Whenever we had our privacy, Patie spoke openly with me. She would lament about how unbearable it was to live with my Uncle. She would speak about her desire to go back to her home, even though her stay with my Uncle supported her family – a family that majored in farming at the village. At least among her people, she was loved and treated well. With them, she had joy unending.
Her story makes me remember a lot of others I’ve either read or heard about. It makes me almost puke because of the kinds of inhumane treatment the innocent ones receive. I mean seriously, why take in a house help, another human being, if you wouldn’t treat them nice?
And it is unfortunate we do not have enough civil right movement and activities to curb these sort of maltreatment.
Friday of my third week’s visit came and I was to go back home. I was really sad leaving the poor teenager t these wolves.

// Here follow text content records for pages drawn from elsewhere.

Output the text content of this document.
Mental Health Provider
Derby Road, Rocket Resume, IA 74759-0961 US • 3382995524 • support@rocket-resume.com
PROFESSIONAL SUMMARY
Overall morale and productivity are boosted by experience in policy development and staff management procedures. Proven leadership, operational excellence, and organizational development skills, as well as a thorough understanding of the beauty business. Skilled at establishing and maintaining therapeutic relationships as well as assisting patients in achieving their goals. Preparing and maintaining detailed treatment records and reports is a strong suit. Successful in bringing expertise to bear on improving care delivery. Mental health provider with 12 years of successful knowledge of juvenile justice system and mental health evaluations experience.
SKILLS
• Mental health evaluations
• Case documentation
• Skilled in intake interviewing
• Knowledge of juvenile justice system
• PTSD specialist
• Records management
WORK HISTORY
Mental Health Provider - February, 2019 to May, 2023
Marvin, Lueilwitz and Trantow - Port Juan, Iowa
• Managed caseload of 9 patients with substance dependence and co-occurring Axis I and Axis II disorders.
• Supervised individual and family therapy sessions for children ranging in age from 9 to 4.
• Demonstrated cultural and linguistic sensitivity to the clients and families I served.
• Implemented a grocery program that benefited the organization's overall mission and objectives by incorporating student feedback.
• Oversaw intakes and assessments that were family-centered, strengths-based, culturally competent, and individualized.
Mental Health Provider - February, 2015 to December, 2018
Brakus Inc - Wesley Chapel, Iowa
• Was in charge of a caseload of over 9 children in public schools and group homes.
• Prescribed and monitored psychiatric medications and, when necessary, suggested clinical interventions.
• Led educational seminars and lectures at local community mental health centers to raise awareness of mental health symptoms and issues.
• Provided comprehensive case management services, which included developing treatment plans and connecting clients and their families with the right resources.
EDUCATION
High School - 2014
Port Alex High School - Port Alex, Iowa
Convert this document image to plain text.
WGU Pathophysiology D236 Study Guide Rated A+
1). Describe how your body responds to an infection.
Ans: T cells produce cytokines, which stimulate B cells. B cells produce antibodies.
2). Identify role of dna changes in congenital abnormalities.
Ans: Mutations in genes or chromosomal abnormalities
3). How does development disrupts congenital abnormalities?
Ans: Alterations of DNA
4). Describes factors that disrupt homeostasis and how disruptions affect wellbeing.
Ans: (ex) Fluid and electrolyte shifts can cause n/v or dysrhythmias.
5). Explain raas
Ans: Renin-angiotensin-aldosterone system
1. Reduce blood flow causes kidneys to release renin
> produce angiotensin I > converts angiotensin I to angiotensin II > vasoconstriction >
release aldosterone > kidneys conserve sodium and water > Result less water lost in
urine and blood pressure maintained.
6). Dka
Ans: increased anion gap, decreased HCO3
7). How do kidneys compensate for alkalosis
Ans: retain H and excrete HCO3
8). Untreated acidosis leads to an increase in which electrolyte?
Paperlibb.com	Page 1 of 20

Patie told me she would finally run out of the house immediately after the term was over. I kept her secret.
Through the three weeks visit, I was able to reflect deeper on certain things and I see that Patie’s story is true for many others not living with their family. They stay with another family for one reason or the other. There, they see people for who they truly are. They see through the facade they put up in public; pretending to love from afar but acting in contrast when it comes to the people living with them, especially those not of their own flesh and blood, or liking.
My brother once told me about a mother who gave up her child to a rich couple for adoption. She did this because she felt she was poor and didn’t have the means to care for the child.
This isn’t different from what Patie is going through, as her family also gains financially, from her stay with the rich Uncle and Aunty, who now make her life a living hell.
This is bullshit! I’d rather keep my child and do everything in my power to provide the basic needs. We will live together and overcome that poverty together.
It stings me that when people like Uncle Dayo go to church with the Patie, together, everyone lifts up holy hands and shout hallelujah. Hypocrites, they all are. Hypocrites.
Have you ever come across this kind of issue? What do you think can be done to curb it?